Ray Rice, LeSean McCoy and Arian Foster all began the year as consensus top picks and are among the Top-10 players in standard scoring leagues. That doesn't necessarily mean their owners are reaping the benefits in the playoffs. While the stars get divvied up pretty evenly, quite often the guys that swing fantasy leagues are the unconventional draft targets we talked about back in August and September. If you're in multiple leagues, take a look at all of them and the makeup of the teams still alive. Chances are the same names from the middle and late rounds of drafts are peppered throughout.
As we prepare for the fantasy semifinals, let's take a minute to honor the 2011 All-Unconventional team. Remember, these are guys who were under-the-radar picks when they became roster-worthy. Big-name pickups like DeMarco Murray and Victor Cruz were largely expected to star from the moment they became relevant for fantasy purposes, so they're not eligible.
The envelope please ...
Cam Newton, QB, Panthers -- Newton was a late-round flier in most leagues, thanks largely to his status as the No. 1 pick in last April's draft and his cachet coming out of Auburn. He stormed right out of the gates, throwing for 854 yards and three touchdowns, running for two more, and becoming the first quarterback in NFL history to throw for at least 400 yards in his first two games. He hit a few bumps along the way, but basically hasn't looked back since. The rookie QB has 3,573 yards (7.9 YPA) and 15 touchdowns to go along with 554 rushing yards and 13 scores on the ground, the most ever by a quarterback in a season. Owners who turned the keys over to Newton early in the season are likely in a car that's still rolling down the fantasy highway. Not only is he the captain of this team, he's the 2011 Unconventional MVP.

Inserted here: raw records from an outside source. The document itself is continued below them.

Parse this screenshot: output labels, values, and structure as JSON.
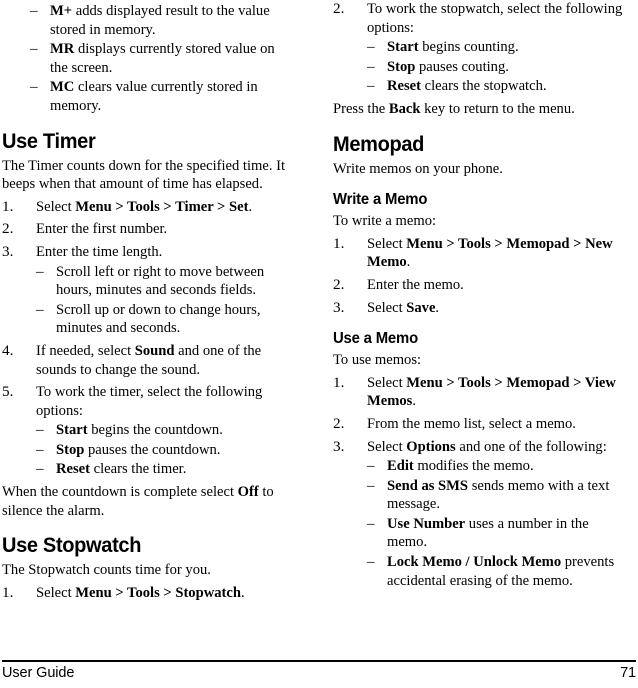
{
  "document": {
    "footer_left": "User Guide",
    "footer_page": "71"
  },
  "left_column": {
    "memory_keys": [
      {
        "term": "M+",
        "rest": " adds displayed result to the value stored in memory."
      },
      {
        "term": "MR",
        "rest": " displays currently stored value on the screen."
      },
      {
        "term": "MC",
        "rest": " clears value currently stored in memory."
      }
    ],
    "use_timer": {
      "heading": "Use Timer",
      "intro": "The Timer counts down for the specified time. It beeps when that amount of time has elapsed.",
      "steps": [
        {
          "num": "1.",
          "pre": "Select ",
          "bold": "Menu > Tools > Timer > Set",
          "post": "."
        },
        {
          "num": "2.",
          "pre": "Enter the first number.",
          "bold": "",
          "post": ""
        },
        {
          "num": "3.",
          "pre": "Enter the time length.",
          "bold": "",
          "post": "",
          "sub": [
            {
              "term": "",
              "rest": "Scroll left or right to move between hours, minutes and seconds fields."
            },
            {
              "term": "",
              "rest": "Scroll up or down to change hours, minutes and seconds."
            }
          ]
        },
        {
          "num": "4.",
          "pre": "If needed, select ",
          "bold": "Sound",
          "post": " and one of the sounds to change the sound."
        },
        {
          "num": "5.",
          "pre": "To work the timer, select the following options:",
          "bold": "",
          "post": "",
          "sub": [
            {
              "term": "Start",
              "rest": " begins the countdown."
            },
            {
              "term": "Stop",
              "rest": " pauses the countdown."
            },
            {
              "term": "Reset",
              "rest": " clears the timer."
            }
          ]
        }
      ],
      "closing_pre": "When the countdown is complete select ",
      "closing_bold": "Off",
      "closing_post": " to silence the alarm."
    },
    "use_stopwatch": {
      "heading": "Use Stopwatch",
      "intro": "The Stopwatch counts time for you.",
      "steps": [
        {
          "num": "1.",
          "pre": "Select ",
          "bold": "Menu > Tools > Stopwatch",
          "post": "."
        }
      ]
    }
  },
  "right_column": {
    "stopwatch_cont": {
      "steps": [
        {
          "num": "2.",
          "pre": "To work the stopwatch, select the following options:",
          "bold": "",
          "post": "",
          "sub": [
            {
              "term": "Start",
              "rest": " begins counting."
            },
            {
              "term": "Stop",
              "rest": " pauses couting."
            },
            {
              "term": "Reset",
              "rest": " clears the stopwatch."
            }
          ]
        }
      ],
      "closing_pre": "Press the ",
      "closing_bold": "Back",
      "closing_post": " key to return to the menu."
    },
    "memopad": {
      "heading": "Memopad",
      "intro": "Write memos on your phone."
    },
    "write_memo": {
      "heading": "Write a Memo",
      "intro": "To write a memo:",
      "steps": [
        {
          "num": "1.",
          "pre": "Select ",
          "bold": "Menu > Tools > Memopad > New Memo",
          "post": "."
        },
        {
          "num": "2.",
          "pre": "Enter the memo.",
          "bold": "",
          "post": ""
        },
        {
          "num": "3.",
          "pre": "Select ",
          "bold": "Save",
          "post": "."
        }
      ]
    },
    "use_memo": {
      "heading": "Use a Memo",
      "intro": "To use memos:",
      "steps": [
        {
          "num": "1.",
          "pre": "Select ",
          "bold": "Menu > Tools > Memopad > View Memos",
          "post": "."
        },
        {
          "num": "2.",
          "pre": "From the memo list, select a memo.",
          "bold": "",
          "post": ""
        },
        {
          "num": "3.",
          "pre": "Select ",
          "bold": "Options",
          "post": " and one of the following:",
          "sub": [
            {
              "term": "Edit",
              "rest": " modifies the memo."
            },
            {
              "term": "Send as SMS",
              "rest": " sends memo with a text message."
            },
            {
              "term": "Use Number",
              "rest": " uses a number in the memo."
            },
            {
              "term": "Lock Memo / Unlock Memo",
              "rest": " prevents accidental erasing of the memo."
            }
          ]
        }
      ]
    }
  },
  "glyphs": {
    "dash": "–"
  }
}
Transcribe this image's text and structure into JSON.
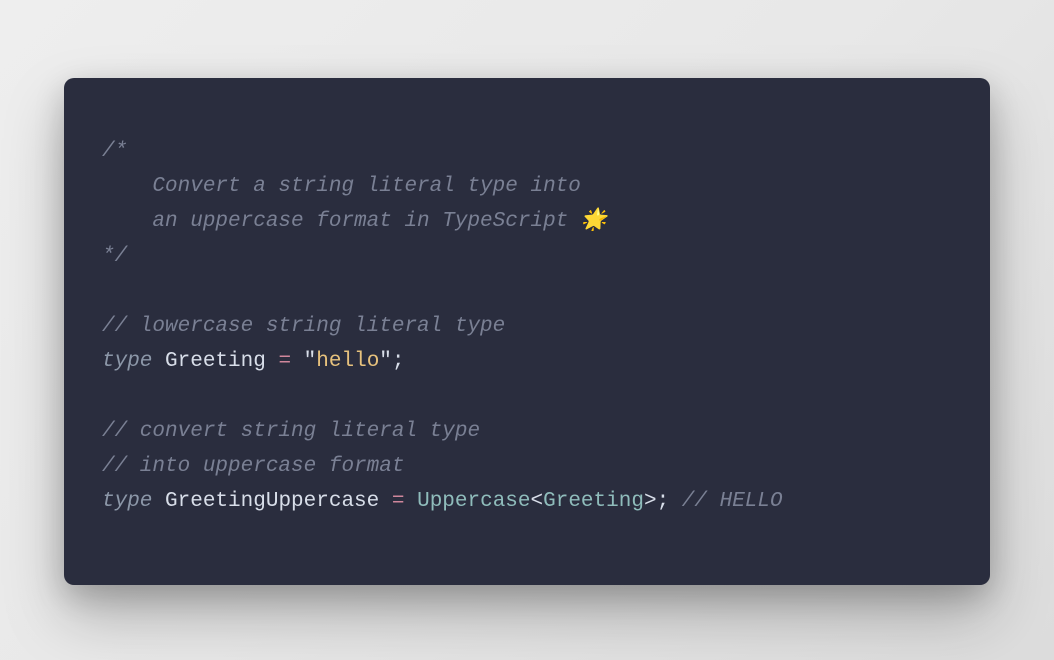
{
  "code": {
    "comment_block_open": "/*",
    "comment_block_line1": "    Convert a string literal type into",
    "comment_block_line2": "    an uppercase format in TypeScript 🌟",
    "comment_block_close": "*/",
    "comment1": "// lowercase string literal type",
    "kw_type1": "type",
    "type_name1": "Greeting",
    "op_eq1": " = ",
    "quote_open1": "\"",
    "string1": "hello",
    "quote_close1": "\"",
    "semi1": ";",
    "comment2": "// convert string literal type",
    "comment3": "// into uppercase format",
    "kw_type2": "type",
    "type_name2": "GreetingUppercase",
    "op_eq2": " = ",
    "util_type": "Uppercase",
    "angle_open": "<",
    "generic_arg": "Greeting",
    "angle_close": ">",
    "semi2": ";",
    "trailing_comment": "// HELLO"
  },
  "colors": {
    "background": "#2a2d3e",
    "comment": "#7a8094",
    "keyword": "#8c97a8",
    "type": "#d8dee9",
    "operator": "#d0879c",
    "string": "#e7c27d",
    "typename": "#8fbcbb"
  }
}
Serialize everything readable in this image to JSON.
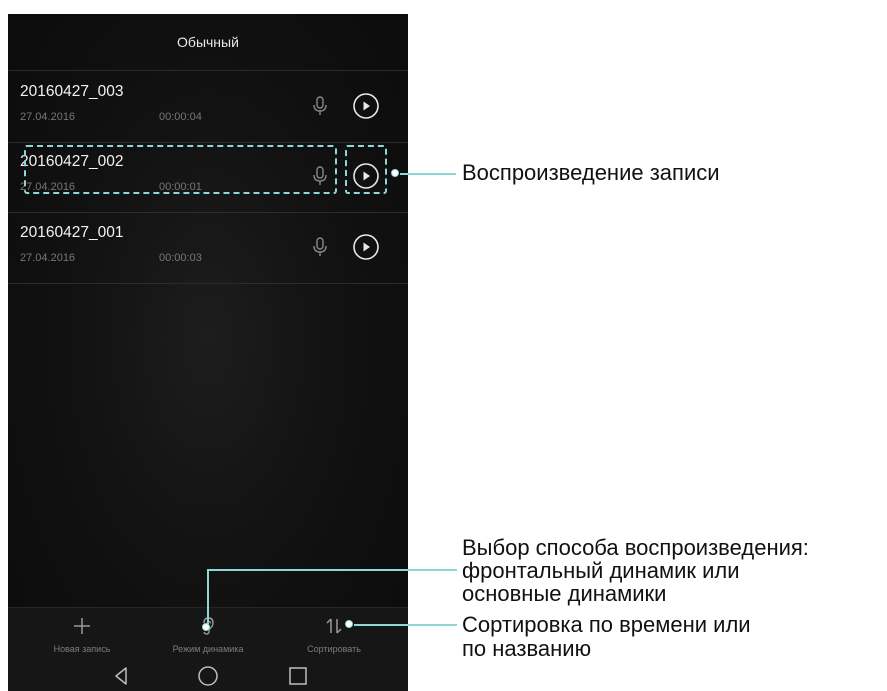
{
  "header": {
    "title": "Обычный"
  },
  "recordings": [
    {
      "name": "20160427_003",
      "date": "27.04.2016",
      "duration": "00:00:04"
    },
    {
      "name": "20160427_002",
      "date": "27.04.2016",
      "duration": "00:00:01"
    },
    {
      "name": "20160427_001",
      "date": "27.04.2016",
      "duration": "00:00:03"
    }
  ],
  "toolbar": {
    "new_label": "Новая запись",
    "speaker_label": "Режим динамика",
    "sort_label": "Сортировать"
  },
  "annotations": {
    "playback": "Воспроизведение записи",
    "speaker_line1": "Выбор способа воспроизведения:",
    "speaker_line2": "фронтальный динамик или",
    "speaker_line3": "основные динамики",
    "sort_line1": "Сортировка по времени или",
    "sort_line2": "по названию"
  },
  "icons": {
    "mic": "microphone-icon",
    "play": "play-icon",
    "add": "plus-icon",
    "speaker": "ear-icon",
    "sort": "sort-arrows-icon",
    "back": "back-triangle-icon",
    "home": "home-circle-icon",
    "recents": "recents-square-icon"
  },
  "colors": {
    "highlight": "#8fd6d6",
    "background": "#121212",
    "text": "#f2f2f2",
    "secondary": "#777777"
  }
}
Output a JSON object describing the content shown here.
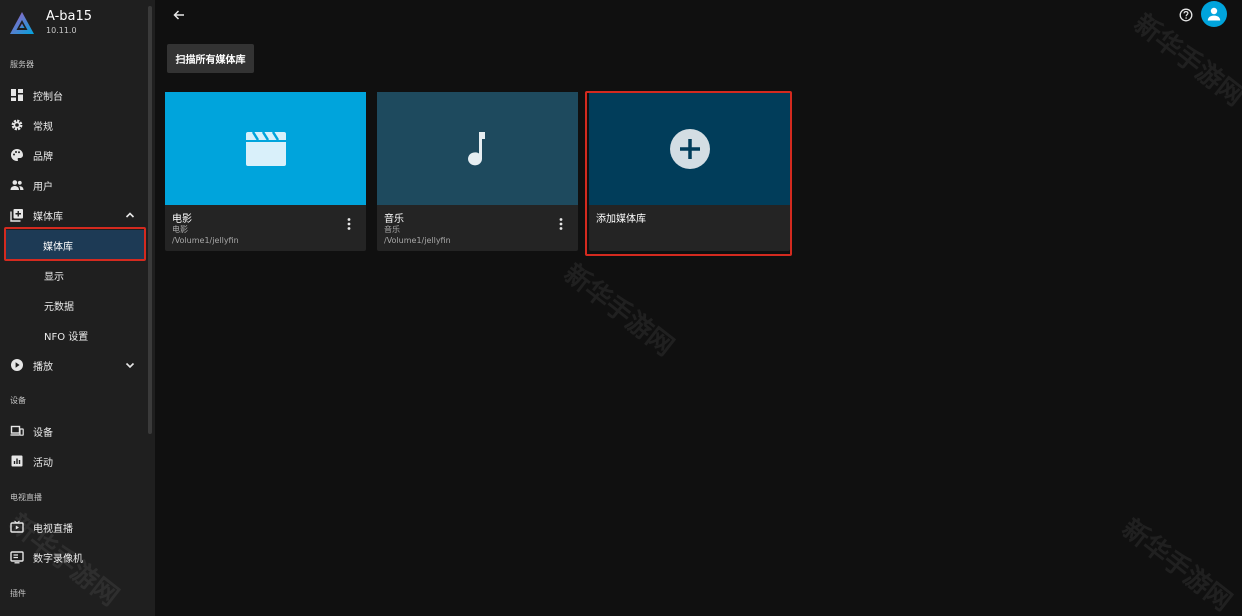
{
  "server": {
    "name": "A-ba15",
    "version": "10.11.0"
  },
  "sidebar": {
    "sections": {
      "server": "服务器",
      "devices": "设备",
      "livetv": "电视直播",
      "plugins": "插件"
    },
    "items": {
      "dashboard": "控制台",
      "general": "常规",
      "branding": "品牌",
      "users": "用户",
      "libraries": "媒体库",
      "libraries_sub": "媒体库",
      "display": "显示",
      "metadata": "元数据",
      "nfo": "NFO 设置",
      "playback": "播放",
      "devices": "设备",
      "activity": "活动",
      "livetv": "电视直播",
      "dvr": "数字录像机"
    }
  },
  "main": {
    "scan_label": "扫描所有媒体库",
    "libraries": [
      {
        "title": "电影",
        "type": "电影",
        "path": "/Volume1/jellyfin",
        "icon": "movie-clapper-icon",
        "color": "#00a4dc"
      },
      {
        "title": "音乐",
        "type": "音乐",
        "path": "/Volume1/jellyfin",
        "icon": "music-note-icon",
        "color": "#1e4a5e"
      }
    ],
    "add_label": "添加媒体库",
    "add_color": "#013d5a"
  },
  "watermark": "新华手游网",
  "colors": {
    "accent": "#00a4dc",
    "highlight": "#d42a1f",
    "selected": "#1d3a55"
  }
}
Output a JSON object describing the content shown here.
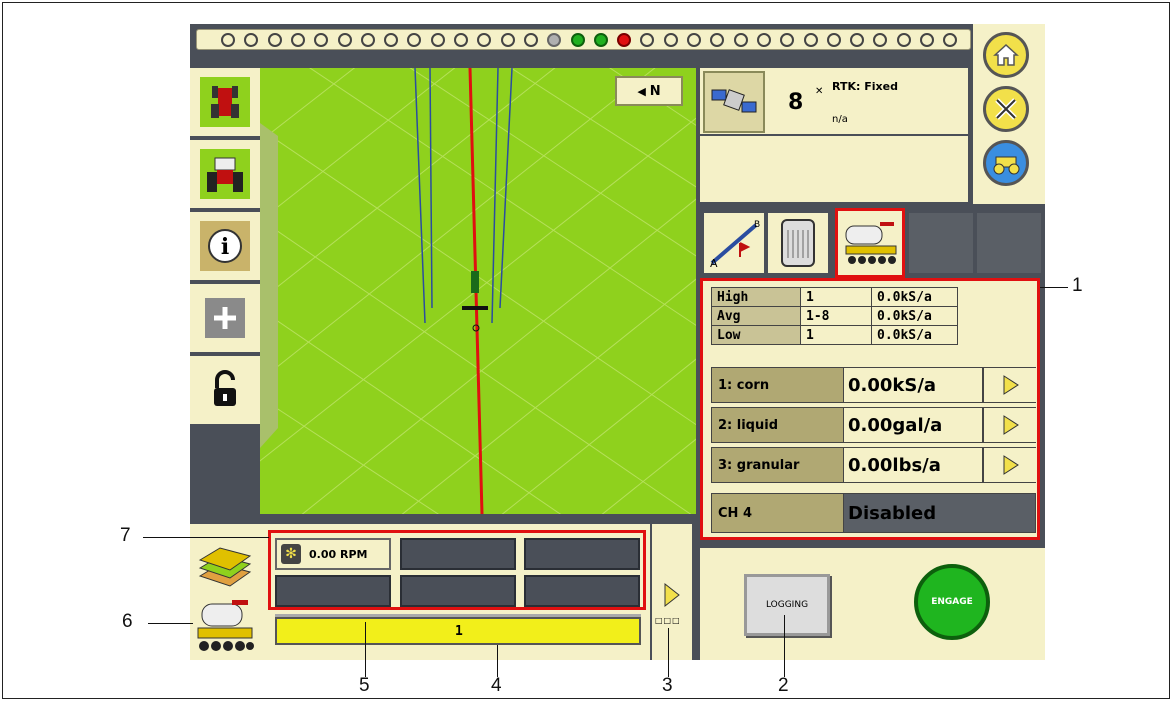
{
  "gps": {
    "satellites": "8",
    "status": "RTK: Fixed",
    "detail": "n/a"
  },
  "map": {
    "north_label": "N"
  },
  "channels": {
    "summary": [
      {
        "label": "High",
        "range": "1",
        "value": "0.0kS/a"
      },
      {
        "label": "Avg",
        "range": "1-8",
        "value": "0.0kS/a"
      },
      {
        "label": "Low",
        "range": "1",
        "value": "0.0kS/a"
      }
    ],
    "rows": [
      {
        "name": "1: corn",
        "rate": "0.00kS/a"
      },
      {
        "name": "2: liquid",
        "rate": "0.00gal/a"
      },
      {
        "name": "3: granular",
        "rate": "0.00lbs/a"
      },
      {
        "name": "CH 4",
        "rate": "Disabled"
      }
    ]
  },
  "bottom": {
    "rpm_label": "0.00 RPM",
    "progress_label": "1"
  },
  "buttons": {
    "logging": "LOGGING",
    "engage": "ENGAGE"
  },
  "callouts": [
    "1",
    "2",
    "3",
    "4",
    "5",
    "6",
    "7"
  ],
  "colors": {
    "field": "#8fd11d",
    "panel": "#f5f1c8",
    "highlight": "#e01010",
    "engage": "#1fb51f"
  }
}
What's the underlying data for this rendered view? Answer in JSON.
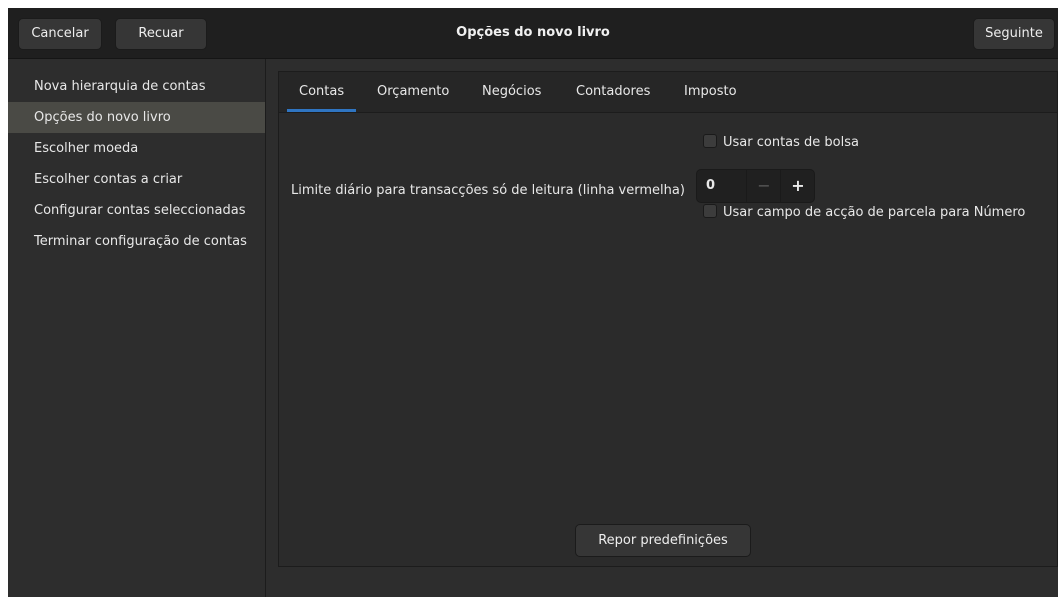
{
  "header": {
    "cancel_label": "Cancelar",
    "back_label": "Recuar",
    "title": "Opções do novo livro",
    "next_label": "Seguinte"
  },
  "sidebar": {
    "items": [
      {
        "label": "Nova hierarquia de contas",
        "selected": false
      },
      {
        "label": "Opções do novo livro",
        "selected": true
      },
      {
        "label": "Escolher moeda",
        "selected": false
      },
      {
        "label": "Escolher contas a criar",
        "selected": false
      },
      {
        "label": "Configurar contas seleccionadas",
        "selected": false
      },
      {
        "label": "Terminar configuração de contas",
        "selected": false
      }
    ]
  },
  "tabs": [
    {
      "label": "Contas",
      "active": true
    },
    {
      "label": "Orçamento",
      "active": false
    },
    {
      "label": "Negócios",
      "active": false
    },
    {
      "label": "Contadores",
      "active": false
    },
    {
      "label": "Imposto",
      "active": false
    }
  ],
  "options": {
    "trading_accounts_label": "Usar contas de bolsa",
    "trading_accounts_checked": false,
    "read_only_threshold_label": "Limite diário para transacções só de leitura (linha vermelha)",
    "read_only_threshold_value": "0",
    "split_action_label": "Usar campo de acção de parcela para Número",
    "split_action_checked": false
  },
  "spin": {
    "minus": "−",
    "plus": "+"
  },
  "reset_label": "Repor predefinições",
  "colors": {
    "accent": "#2f75c2",
    "background": "#2d2d2d",
    "headerbar": "#1f1f1f",
    "selected_row": "#4a4a45"
  }
}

Marshawn Lynch, RB, Seahawks -- A great showing against the Saints in the playoffs couldn't erase the memories Lynch had left with fantasy owners the previous three seasons when he ran for a combined 1,187 yards. Throw in a Seattle team most owners expected to be less than explosive, and Lynch went overlooked in most drafts, despite being among the select few who weren't looking at a real timeshare. Unlike Newton, Lynch struggled early, but has come on in the second and third quarters of the season, running for 828 yards and eight touchdowns in his last eight games. Lynch may not be much of a factor during the biggest games of the year when he faces the Bears and 49ers, but he has already done much of the heavy lifting to get his owners to the semifinals, and that earns him a spot on this team.
Willis McGahee, RB, Broncos -- McGahee became a sleeper by default with the majority of the fantasy community doubting Knowshon Moreno more than they believed in the wily veteran. Still, a lack of faith in Moreno paid off in the form of McGahee, who has 971 total yards and five touchdowns thus far. As a guy who didn't come off the board for the first 70-80 picks or so in most drafts, McGahee has likely ended up a key flex player in nearly every league across the country. That's the sort of widespread playoff impact that always seems to elude one or two of the top picks every season.
Jordy Nelson, WR, Packers -- Like McGahee, Nelson was another player a large portion of the fantasy community saw coming. It was obvious Aaron Rodgers and the Packers were going to have a prolific passing offense, and that everyone in it would almost surely benefit from being in such a great environment. Nelson also appeared to have his quarterback's trust last year, and the fact that he was a holdover after a lockout-shortened offseason made him even more attractive. He hasn't disappointed, exploding for 957 yards and 10 touchdowns with three games left in the season. Nelson joins Newton as the two true draft lottery tickets to pay off in a big way this year, and is the quarterback's main competition for the Unconventional MVP.
Antonio Brown, WR, Steelers -- You could essentially just read the above paragraph and just change the name from Nelson to Brown to sum up the Steelers' candidacy for this team. Like Nelson, Brown seemed to have the trust of an elite quarterback. Like Nelson, Brown was playing in an offense with a lot of holdovers that figured to benefit from a continuity standpoint after the lockout robbed teams of mini camp, OTAs and part of training camp. Like Nelson, Brown has shined this season, catching 55 passes for 925 yards and two touchdowns. Brown may not have had as diffuse an impact as his All-Unconventional teammates had on the fantasy playoff races, but his low draft stock and current status as an every-week starter earn him inclusion on the team.
Fred Davis, TE, Redskins -- The growing class of game-changing tight ends made it easy to overlook Davis back in draft season. New stars Jimmy Graham, Rob Gronkowski and JerMichael Finley joined reliable commodities Antonio Gates, Jason Witten and Tony Gonzalez and established second-tier guys like Vernon Davis and Owen Daniels to make this year's crop quite possibly the deepest group of tight ends the fantasy game has ever seen. Davis went behind all those guys -- and likely a few others -- but has scored the seventh most fantasy points among tight ends, hauling in 59 catches for 796 yards and three scores. He's done for the year thanks to violation of the league's substance abuse policy (although thankfully not to the degree that Sam Hurd flouted the rules), but he gave his owners quality and consistent production at a bargain price this season.